Project description: A Spanish composition instructor reflects on the moment the pandemic started at the Bronx Community College, CUNY, describes their experience with a sudden transition to online instruction, and shares a writing prompt for students.


OLIVIA WOOD | PH.D. PROGRAM IN ENGLISH | CONTACT: OLIVIA-A-WOOD.COM OR TWITTER @BI_RHETORICS | EXPLORE OLIVIA’S PROJECT

Bio: Olivia is a third-year Ph.D. Student in English at The Graduate Center, CUNY. She teaches freshman composition at the John Jay College of Criminal Justice and works as a digital pedagogy fellow for the OpenLab at City Tech.

Project description: Since Fall 2017, the third semester of my master’s program, I’ve been tracking my work hours each week. I am submitting charts with contextualizing information on how the pandemic affected my work, based on my records. While everybody has a feel for how their work has been impacted by the pandemic, my ongoing data tracking means I have a quantifiable picture of some aspects of my pandemic experience.

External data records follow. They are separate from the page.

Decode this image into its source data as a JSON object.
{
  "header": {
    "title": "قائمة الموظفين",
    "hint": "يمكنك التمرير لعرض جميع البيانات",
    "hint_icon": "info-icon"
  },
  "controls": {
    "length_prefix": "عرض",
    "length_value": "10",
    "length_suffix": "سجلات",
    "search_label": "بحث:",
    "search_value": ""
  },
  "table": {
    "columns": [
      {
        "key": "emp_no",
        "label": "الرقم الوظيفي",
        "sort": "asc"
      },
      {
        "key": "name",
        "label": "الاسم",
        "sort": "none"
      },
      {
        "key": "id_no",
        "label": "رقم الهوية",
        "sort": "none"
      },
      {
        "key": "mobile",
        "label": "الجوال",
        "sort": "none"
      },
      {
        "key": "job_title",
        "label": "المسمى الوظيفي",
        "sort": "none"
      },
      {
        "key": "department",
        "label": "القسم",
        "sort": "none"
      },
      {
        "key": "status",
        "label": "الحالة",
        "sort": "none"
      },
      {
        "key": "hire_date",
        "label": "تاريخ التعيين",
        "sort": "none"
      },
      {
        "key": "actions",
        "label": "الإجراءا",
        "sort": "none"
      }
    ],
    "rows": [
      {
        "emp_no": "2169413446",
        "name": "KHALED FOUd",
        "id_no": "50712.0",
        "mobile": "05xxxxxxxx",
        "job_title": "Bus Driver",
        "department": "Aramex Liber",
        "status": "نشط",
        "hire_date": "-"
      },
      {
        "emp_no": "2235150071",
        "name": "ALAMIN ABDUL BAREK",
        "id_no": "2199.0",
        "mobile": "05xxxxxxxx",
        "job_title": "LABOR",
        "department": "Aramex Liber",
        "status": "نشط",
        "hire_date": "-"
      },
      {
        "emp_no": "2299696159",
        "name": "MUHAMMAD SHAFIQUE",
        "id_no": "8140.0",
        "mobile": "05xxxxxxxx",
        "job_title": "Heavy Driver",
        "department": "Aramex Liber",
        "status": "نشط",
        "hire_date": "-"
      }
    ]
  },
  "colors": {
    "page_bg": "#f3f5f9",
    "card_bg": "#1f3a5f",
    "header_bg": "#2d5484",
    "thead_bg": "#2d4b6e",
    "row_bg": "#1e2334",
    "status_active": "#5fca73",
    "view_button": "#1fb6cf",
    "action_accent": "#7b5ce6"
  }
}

MIRIAM WOODRUFF | PH.D. PROGRAM IN CLINICAL PSYCHOLOGY | CONTACT: MWOODRUFF@JJAY.CUNY.EDU | EXPLORE MIRIAM’S PROJECT

Bio: Miriam Woodruff is a student in the Clinical Psychology Ph.D. Program at The Graduate Center, CUNY. She works as a researcher at John Jay, a lecturer at City College teaching in the psychology department, and a psychology extern at the Baruch College Counseling Center. Miriam’s current research focuses on how school-based mental health programming improves outcomes for young people, and the impact culture and language have on the reporting and assessment of trauma. Her passion lies in using research to inform policy and system change that benefits marginalized communities.

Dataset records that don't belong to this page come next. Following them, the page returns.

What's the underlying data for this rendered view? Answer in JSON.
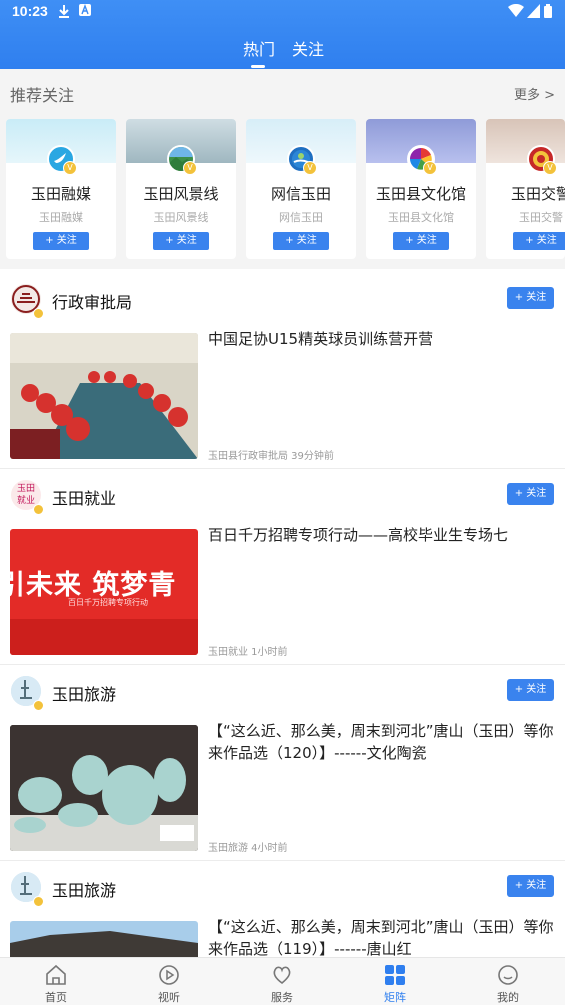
{
  "status_bar": {
    "time": "10:23"
  },
  "top_tabs": [
    {
      "label": "热门"
    },
    {
      "label": "关注"
    }
  ],
  "recommend": {
    "title": "推荐关注",
    "more": "更多 >",
    "cards": [
      {
        "name": "玉田融媒",
        "sub": "玉田融媒",
        "follow": "+ 关注"
      },
      {
        "name": "玉田风景线",
        "sub": "玉田风景线",
        "follow": "+ 关注"
      },
      {
        "name": "网信玉田",
        "sub": "网信玉田",
        "follow": "+ 关注"
      },
      {
        "name": "玉田县文化馆",
        "sub": "玉田县文化馆",
        "follow": "+ 关注"
      },
      {
        "name": "玉田交警",
        "sub": "玉田交警",
        "follow": "+ 关注"
      }
    ]
  },
  "feed": [
    {
      "account": "行政审批局",
      "follow": "+ 关注",
      "title": "中国足协U15精英球员训练营开营",
      "meta": "玉田县行政审批局   39分钟前"
    },
    {
      "account": "玉田就业",
      "follow": "+ 关注",
      "title": "百日千万招聘专项行动——高校毕业生专场七",
      "meta": "玉田就业   1小时前",
      "image_text": "引未来  筑梦青",
      "image_subtext": "百日千万招聘专项行动",
      "avatar_text": "玉田就业"
    },
    {
      "account": "玉田旅游",
      "follow": "+ 关注",
      "title": "【“这么近、那么美，周末到河北”唐山（玉田）等你来作品选（120）】------文化陶瓷",
      "meta": "玉田旅游   4小时前"
    },
    {
      "account": "玉田旅游",
      "follow": "+ 关注",
      "title": "【“这么近、那么美，周末到河北”唐山（玉田）等你来作品选（119）】------唐山红",
      "meta": ""
    }
  ],
  "bottom_nav": [
    {
      "label": "首页",
      "icon": "home-icon",
      "active": false
    },
    {
      "label": "视听",
      "icon": "play-icon",
      "active": false
    },
    {
      "label": "服务",
      "icon": "service-heart-icon",
      "active": false
    },
    {
      "label": "矩阵",
      "icon": "matrix-grid-icon",
      "active": true
    },
    {
      "label": "我的",
      "icon": "profile-icon",
      "active": false
    }
  ],
  "colors": {
    "primary": "#3a83ee",
    "header": "#3a8af3",
    "badge": "#f3c23b"
  }
}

Project description: As a doctoral student, my entire graduate career has been upended by the pandemic. My research was postponed. I failed my first exam in my entire educational career. I struggled with my mental health. I delayed graduation milestones. The common thread has been isolation and a lack of support. Distance learning was an experiment that challenged us to adapt, but the adaptation came at a cost. Some people fell through the cracks. I am calling educators to recognize the impact the pandemic has had on yourselves and your students and make our institutions more humane by implementing pandemic pedagogy.